Leveraged MicroStrategy ETFs Are Playing With Fire, Experts Warn
Investors have poured billions into two highly leveraged ETFs linked to MicroStrategy Inc. (NASDAQ:MSTR), a company synonymous with aggressive Bitcoin (CRYPTO: BTC) investments.
What Happened: The T-Rex 2X Long MSTR Daily Target ETF and the Defiance Daily Target 2X Long MSTR ETF collectively now manage around $5 billion in assets, reflecting the fervor surrounding Bitcoin’s recent rally, according to a report by The Wall Street Journal.

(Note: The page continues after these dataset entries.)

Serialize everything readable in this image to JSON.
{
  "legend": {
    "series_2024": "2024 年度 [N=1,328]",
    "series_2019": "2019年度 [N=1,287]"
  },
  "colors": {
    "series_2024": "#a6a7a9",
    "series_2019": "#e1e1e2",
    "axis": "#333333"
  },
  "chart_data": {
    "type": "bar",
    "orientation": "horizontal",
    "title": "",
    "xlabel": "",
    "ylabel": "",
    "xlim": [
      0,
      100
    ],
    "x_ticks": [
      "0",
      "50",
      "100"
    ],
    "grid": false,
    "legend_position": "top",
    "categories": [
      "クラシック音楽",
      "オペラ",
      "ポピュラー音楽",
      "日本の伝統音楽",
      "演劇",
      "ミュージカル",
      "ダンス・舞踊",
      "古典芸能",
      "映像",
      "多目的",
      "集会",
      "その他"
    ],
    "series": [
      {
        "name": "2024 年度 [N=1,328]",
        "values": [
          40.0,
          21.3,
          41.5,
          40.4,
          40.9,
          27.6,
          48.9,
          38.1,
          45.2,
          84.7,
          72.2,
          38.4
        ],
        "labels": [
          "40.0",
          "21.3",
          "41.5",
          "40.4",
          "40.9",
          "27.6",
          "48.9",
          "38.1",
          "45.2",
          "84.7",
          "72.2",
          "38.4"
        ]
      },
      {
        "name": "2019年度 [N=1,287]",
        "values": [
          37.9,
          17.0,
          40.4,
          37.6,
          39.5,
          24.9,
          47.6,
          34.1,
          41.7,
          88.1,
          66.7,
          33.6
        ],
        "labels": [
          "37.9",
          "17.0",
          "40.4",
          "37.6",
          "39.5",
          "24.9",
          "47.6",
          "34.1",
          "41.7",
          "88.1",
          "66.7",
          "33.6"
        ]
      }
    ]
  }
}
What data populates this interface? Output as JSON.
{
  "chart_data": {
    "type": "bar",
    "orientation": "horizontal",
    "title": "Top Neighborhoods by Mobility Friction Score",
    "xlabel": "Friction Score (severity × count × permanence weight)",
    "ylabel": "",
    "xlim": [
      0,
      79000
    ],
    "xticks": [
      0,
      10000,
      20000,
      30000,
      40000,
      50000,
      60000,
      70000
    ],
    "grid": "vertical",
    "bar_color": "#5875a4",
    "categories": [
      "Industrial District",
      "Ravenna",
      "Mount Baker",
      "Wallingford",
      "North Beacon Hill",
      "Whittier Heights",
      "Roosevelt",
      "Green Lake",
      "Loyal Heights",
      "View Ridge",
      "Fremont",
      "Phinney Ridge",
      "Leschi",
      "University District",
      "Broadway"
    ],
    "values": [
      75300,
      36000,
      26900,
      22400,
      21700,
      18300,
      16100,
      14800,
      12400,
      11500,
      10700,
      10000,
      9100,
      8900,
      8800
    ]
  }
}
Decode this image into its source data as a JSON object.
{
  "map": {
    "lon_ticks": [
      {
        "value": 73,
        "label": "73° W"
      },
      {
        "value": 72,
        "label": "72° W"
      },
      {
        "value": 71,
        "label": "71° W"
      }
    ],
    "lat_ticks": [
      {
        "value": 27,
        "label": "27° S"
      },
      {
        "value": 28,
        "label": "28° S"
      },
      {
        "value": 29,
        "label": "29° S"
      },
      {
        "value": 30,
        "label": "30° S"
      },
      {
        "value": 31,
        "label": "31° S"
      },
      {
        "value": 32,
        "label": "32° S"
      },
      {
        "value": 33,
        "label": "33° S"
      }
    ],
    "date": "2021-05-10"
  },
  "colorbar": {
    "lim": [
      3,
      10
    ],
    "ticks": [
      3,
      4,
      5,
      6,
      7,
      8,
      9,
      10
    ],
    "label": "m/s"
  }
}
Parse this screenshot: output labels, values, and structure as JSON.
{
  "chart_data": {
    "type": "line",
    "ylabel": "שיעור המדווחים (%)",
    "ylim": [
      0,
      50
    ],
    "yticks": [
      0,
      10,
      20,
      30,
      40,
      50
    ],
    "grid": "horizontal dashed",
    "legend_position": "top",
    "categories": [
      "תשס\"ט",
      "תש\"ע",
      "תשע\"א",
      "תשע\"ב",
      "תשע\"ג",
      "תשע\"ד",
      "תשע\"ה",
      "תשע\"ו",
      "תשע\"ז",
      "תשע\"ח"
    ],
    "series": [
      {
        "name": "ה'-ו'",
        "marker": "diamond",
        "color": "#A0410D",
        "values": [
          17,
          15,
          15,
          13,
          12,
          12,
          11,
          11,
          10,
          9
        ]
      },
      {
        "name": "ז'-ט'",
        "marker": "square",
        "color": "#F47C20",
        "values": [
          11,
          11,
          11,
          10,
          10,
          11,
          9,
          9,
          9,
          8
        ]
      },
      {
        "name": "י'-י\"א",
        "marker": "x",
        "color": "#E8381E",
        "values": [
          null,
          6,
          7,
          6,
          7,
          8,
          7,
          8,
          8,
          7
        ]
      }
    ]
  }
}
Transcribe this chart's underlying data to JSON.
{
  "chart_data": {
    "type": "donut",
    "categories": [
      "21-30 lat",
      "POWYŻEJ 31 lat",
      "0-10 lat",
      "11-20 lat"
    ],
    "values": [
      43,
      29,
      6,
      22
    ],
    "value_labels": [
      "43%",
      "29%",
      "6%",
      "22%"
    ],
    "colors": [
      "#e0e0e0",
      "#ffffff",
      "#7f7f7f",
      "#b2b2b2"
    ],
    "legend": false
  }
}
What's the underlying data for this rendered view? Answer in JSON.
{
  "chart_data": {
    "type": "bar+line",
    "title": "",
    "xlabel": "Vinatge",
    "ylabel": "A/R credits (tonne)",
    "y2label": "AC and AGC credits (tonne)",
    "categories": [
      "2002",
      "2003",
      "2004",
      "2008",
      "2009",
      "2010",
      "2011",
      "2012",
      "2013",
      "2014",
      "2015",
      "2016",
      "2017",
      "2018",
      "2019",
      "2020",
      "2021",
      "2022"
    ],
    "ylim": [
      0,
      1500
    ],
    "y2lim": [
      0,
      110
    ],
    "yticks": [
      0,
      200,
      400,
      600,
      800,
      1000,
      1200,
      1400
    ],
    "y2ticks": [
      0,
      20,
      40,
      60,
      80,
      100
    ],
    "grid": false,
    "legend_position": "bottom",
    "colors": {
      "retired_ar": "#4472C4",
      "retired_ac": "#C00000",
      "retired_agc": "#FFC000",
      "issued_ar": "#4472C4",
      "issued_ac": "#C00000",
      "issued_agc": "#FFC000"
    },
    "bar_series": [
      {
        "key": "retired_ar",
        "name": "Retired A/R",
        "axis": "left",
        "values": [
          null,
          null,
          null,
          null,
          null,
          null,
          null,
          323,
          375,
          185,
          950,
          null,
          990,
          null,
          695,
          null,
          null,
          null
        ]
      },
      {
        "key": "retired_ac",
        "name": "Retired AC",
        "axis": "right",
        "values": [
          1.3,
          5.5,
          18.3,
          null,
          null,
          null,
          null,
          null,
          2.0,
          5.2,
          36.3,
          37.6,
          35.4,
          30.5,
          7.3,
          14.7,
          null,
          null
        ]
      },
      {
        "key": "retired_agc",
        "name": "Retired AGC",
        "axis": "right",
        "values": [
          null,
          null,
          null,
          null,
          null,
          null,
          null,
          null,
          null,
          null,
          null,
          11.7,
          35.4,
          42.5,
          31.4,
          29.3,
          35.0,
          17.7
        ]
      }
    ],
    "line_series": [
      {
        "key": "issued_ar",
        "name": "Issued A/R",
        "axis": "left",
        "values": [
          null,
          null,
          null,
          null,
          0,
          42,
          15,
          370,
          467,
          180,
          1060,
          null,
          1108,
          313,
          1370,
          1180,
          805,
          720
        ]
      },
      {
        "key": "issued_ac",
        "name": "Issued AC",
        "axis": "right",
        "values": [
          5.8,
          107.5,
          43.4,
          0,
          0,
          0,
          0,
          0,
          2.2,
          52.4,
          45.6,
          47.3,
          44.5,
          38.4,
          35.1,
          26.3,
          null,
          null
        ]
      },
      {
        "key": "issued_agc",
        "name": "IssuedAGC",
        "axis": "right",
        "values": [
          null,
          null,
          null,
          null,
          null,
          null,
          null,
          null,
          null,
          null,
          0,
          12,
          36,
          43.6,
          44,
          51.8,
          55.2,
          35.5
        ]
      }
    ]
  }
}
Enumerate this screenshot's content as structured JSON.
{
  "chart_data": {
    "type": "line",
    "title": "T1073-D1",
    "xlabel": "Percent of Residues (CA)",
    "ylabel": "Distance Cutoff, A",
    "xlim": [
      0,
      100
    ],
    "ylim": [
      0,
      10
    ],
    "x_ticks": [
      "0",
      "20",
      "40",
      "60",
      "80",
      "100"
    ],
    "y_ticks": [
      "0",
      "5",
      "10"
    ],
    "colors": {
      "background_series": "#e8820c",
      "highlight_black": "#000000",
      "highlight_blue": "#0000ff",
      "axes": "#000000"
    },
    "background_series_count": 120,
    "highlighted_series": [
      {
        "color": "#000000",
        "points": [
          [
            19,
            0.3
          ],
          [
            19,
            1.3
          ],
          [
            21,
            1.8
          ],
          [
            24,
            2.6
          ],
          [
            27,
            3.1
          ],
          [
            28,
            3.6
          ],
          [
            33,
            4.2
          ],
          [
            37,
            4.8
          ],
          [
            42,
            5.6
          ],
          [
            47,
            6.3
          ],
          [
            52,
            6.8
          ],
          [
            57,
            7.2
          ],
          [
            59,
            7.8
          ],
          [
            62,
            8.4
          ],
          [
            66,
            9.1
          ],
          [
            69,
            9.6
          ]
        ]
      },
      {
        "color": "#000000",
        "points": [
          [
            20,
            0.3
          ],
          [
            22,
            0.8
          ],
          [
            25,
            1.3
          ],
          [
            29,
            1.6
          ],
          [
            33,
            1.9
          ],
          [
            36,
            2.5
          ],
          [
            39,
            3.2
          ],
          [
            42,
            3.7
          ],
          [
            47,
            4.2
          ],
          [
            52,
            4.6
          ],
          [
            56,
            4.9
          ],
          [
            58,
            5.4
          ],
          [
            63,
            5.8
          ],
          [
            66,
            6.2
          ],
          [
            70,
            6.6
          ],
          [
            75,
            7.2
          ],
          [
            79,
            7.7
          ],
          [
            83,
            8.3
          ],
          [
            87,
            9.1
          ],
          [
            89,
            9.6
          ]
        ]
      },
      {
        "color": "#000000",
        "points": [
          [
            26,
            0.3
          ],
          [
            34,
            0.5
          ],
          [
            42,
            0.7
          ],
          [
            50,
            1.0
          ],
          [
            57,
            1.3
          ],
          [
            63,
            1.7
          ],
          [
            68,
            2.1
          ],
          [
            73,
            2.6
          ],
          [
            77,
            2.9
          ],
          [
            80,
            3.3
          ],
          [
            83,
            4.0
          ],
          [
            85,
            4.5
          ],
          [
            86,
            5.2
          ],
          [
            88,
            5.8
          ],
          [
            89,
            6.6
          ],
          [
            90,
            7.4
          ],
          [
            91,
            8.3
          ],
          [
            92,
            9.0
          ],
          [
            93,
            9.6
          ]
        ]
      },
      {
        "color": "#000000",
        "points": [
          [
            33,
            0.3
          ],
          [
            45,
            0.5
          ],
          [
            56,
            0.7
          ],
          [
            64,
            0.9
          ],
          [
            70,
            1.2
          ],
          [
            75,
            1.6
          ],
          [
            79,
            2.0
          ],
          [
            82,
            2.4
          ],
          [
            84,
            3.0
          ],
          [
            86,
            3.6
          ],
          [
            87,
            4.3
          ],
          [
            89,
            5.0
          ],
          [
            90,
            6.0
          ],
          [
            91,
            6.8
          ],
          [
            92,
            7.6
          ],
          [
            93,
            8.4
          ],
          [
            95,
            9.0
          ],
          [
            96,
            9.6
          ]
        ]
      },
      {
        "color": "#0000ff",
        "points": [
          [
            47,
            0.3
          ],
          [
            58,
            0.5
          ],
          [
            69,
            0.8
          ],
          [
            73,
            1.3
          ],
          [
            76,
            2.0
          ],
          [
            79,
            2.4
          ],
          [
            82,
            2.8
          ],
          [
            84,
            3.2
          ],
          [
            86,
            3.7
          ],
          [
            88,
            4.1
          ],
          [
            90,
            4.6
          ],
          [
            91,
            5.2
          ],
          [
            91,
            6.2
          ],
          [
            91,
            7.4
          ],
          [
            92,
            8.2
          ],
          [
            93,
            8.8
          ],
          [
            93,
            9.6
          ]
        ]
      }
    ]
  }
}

However, these funds, designed to amplify MicroStrategy’s daily stock returns by 2x, have exposed investors to significant risks and underperformance.
MicroStrategy, which holds approximately $35 billion in Bitcoin, has seen its market capitalization surge to nearly $90 billion—more than double the value of its cryptocurrency holdings.
Analysts attribute this to bullish sentiment among investors and speculate that the leveraged ETFs are contributing to the stock’s meteoric rise.
But skeptics warn that this level of exuberance is unsustainable.
Both ETFs are inherently risky due to their complex derivatives strategies and MicroStrategy’s Bitcoin exposure.
The funds aim to double the daily return of MicroStrategy stock, but their performance has fallen short recently.